Last Tuesday, ACC Auction Editor Tony Piff and I were at the Burbank airport. It was 9 a.m. We’d just flown in from ACC HQ in Portland and were standing in the sun, waiting for a pickup at the arrivals curb. Five minutes later, around the bend comes a beautiful ’55 Buick Roadmaster and the unmistakable rumble of a big-block Chevy engine. At the wheel was none other than Jay Leno — Comedian, Tonight Show host of 22 years, all-around nice guy, and one of America’s most well-known car collectors.

I’d set up an interview with Leno for ACC, and rather than conduct it over the phone, Tony and I had made the trip down to see his shop first-hand, snap some photos of his collection, and maybe take a few of his cars out for rides.

“It’s a 572 big-block,” said Jay as he throttled the Buick away from the terminal. “The first one.” The car was immaculate from top to bottom, and come to find out, it was a pretty significant car for Leno. This was the first thing he bought when he came to Los Angeles. “When I landed in California, before you have a place to live, you get a car. That’s sort of the way it works. And if you get a big enough car, you can live in it, so that worked out OK. So that’s why I had [this] ’55 Buick. Transportation is everything in L.A.”

Leno’s shop sits in a sprawling two-warehouse complex backing up to one of the runways of the Burbank airport. His collection currently consists of 128 cars and 92 motorcycles, as well as a number of old steam engines and vintage car diagrams, advertisements, and more. It’s a gearhead’s paradise — the kind of fully-capable shop you could disappear into for weeks at a time. There’s even a kitchen in the corner, next to a drive-on lift, a waterjet machine, and a 3D printer, all used by Leno and his full-time mechanics for making parts for his fleet of rare vehicles.

Unlike a lot of collections, Leno’s cars all get driven, including everything from a Model T, several Corvairs, and the more technically challenging ones like Stanley Steamers. He has one of the two still fully functional Chrysler Turbine cars from the 1960s, Howard Hughes’ Doble steam car, and of course, a stable of Duesenbergs.

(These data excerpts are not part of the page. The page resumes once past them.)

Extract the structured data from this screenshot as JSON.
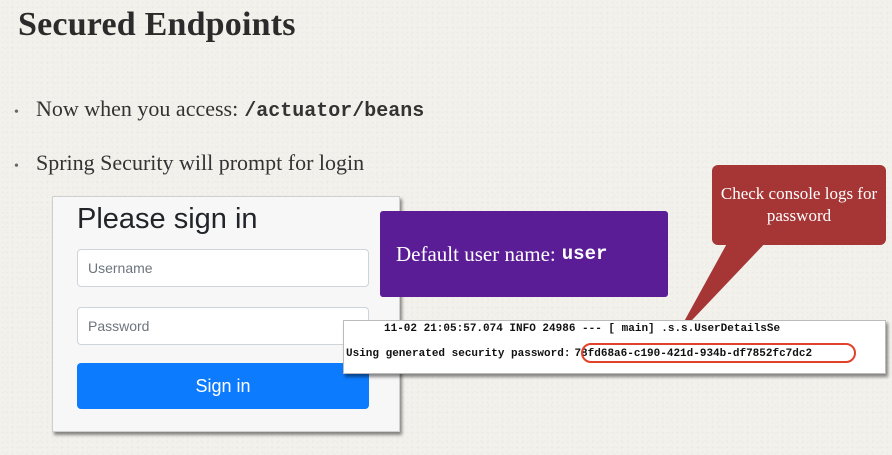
{
  "slide": {
    "title": "Secured Endpoints",
    "bullets": [
      {
        "text": "Now when you access:",
        "code": "/actuator/beans"
      },
      {
        "text": "Spring Security will prompt for login"
      }
    ]
  },
  "signin": {
    "heading": "Please sign in",
    "username_placeholder": "Username",
    "password_placeholder": "Password",
    "button_label": "Sign in"
  },
  "callout_user": {
    "text": "Default user name:",
    "code": "user",
    "color": "#5a1d96"
  },
  "callout_console": {
    "text": "Check console logs for password",
    "color": "#a63535"
  },
  "console": {
    "line1": "11-02 21:05:57.074  INFO 24986 --- [           main] .s.s.UserDetailsSe",
    "line2_label": "Using generated security password:",
    "password": "78fd68a6-c190-421d-934b-df7852fc7dc2",
    "highlight_color": "#e2412a"
  },
  "colors": {
    "button": "#0d7bfd",
    "background": "#f3f1ec"
  }
}
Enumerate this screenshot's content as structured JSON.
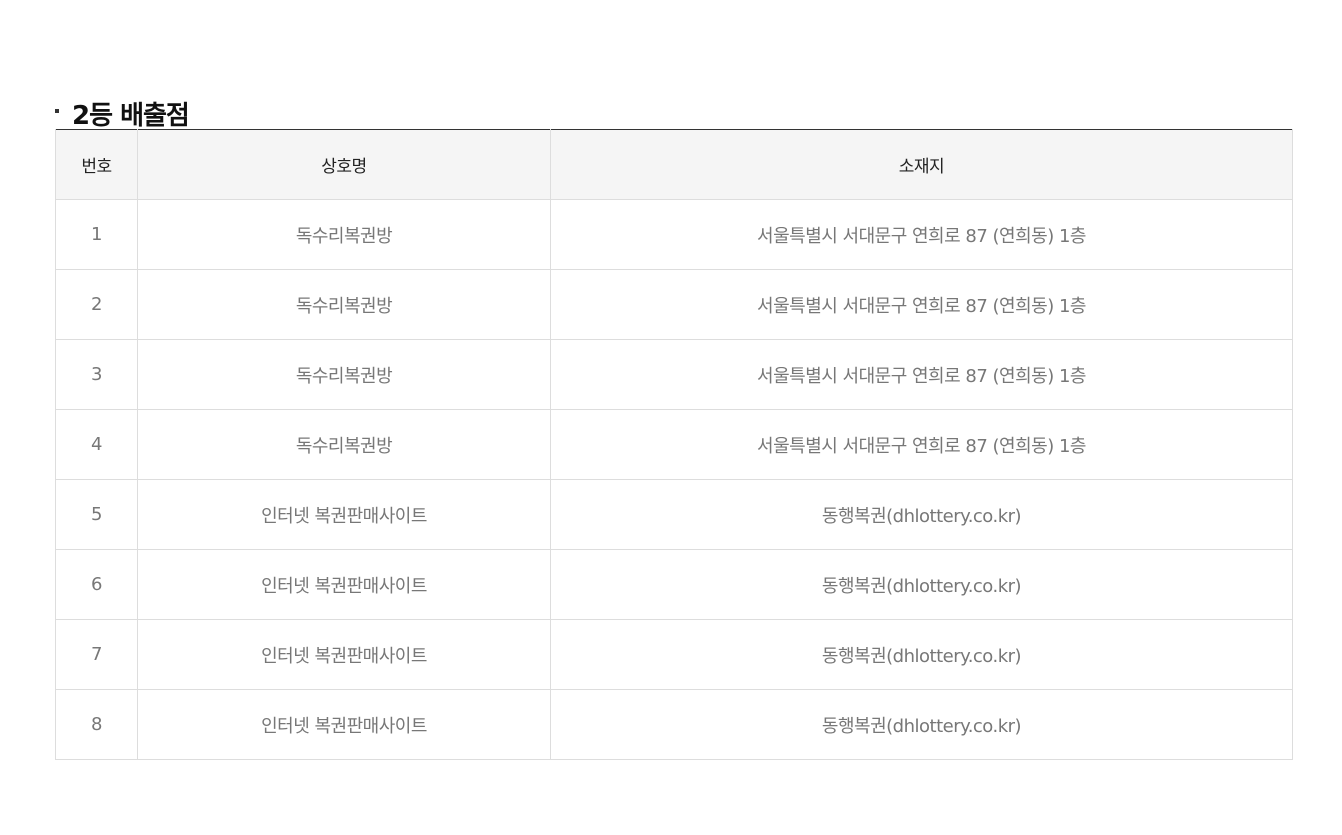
{
  "section": {
    "title": "2등 배출점"
  },
  "table": {
    "headers": {
      "no": "번호",
      "name": "상호명",
      "address": "소재지"
    },
    "rows": [
      {
        "no": "1",
        "name": "독수리복권방",
        "address": "서울특별시 서대문구 연희로 87 (연희동) 1층"
      },
      {
        "no": "2",
        "name": "독수리복권방",
        "address": "서울특별시 서대문구 연희로 87 (연희동) 1층"
      },
      {
        "no": "3",
        "name": "독수리복권방",
        "address": "서울특별시 서대문구 연희로 87 (연희동) 1층"
      },
      {
        "no": "4",
        "name": "독수리복권방",
        "address": "서울특별시 서대문구 연희로 87 (연희동) 1층"
      },
      {
        "no": "5",
        "name": "인터넷 복권판매사이트",
        "address": "동행복권(dhlottery.co.kr)"
      },
      {
        "no": "6",
        "name": "인터넷 복권판매사이트",
        "address": "동행복권(dhlottery.co.kr)"
      },
      {
        "no": "7",
        "name": "인터넷 복권판매사이트",
        "address": "동행복권(dhlottery.co.kr)"
      },
      {
        "no": "8",
        "name": "인터넷 복권판매사이트",
        "address": "동행복권(dhlottery.co.kr)"
      }
    ]
  }
}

And you better believe we hit the road in some of his cars. “When you drive an old car and you can forget you’re driving an old car, that’s what I like,” said Jay as we merged onto the freeway in Hughes’ steam-powered Doble. He cranked open the column-mounted throttle and we steamed up to 55 mph in a whoosh. “This thing makes steam faster than you can use it. Hughes went 132.5 in this car. In 1925.” Ten minutes later, we’re tooling along a backroad, discussing where some modern car makers have gone wrong in today’s marketplace, having almost forgotten the fact that we’re riding in a car that uses technology that would baffle today’s engineers. He’s right about those easy-driving old cars. And I like ’em too.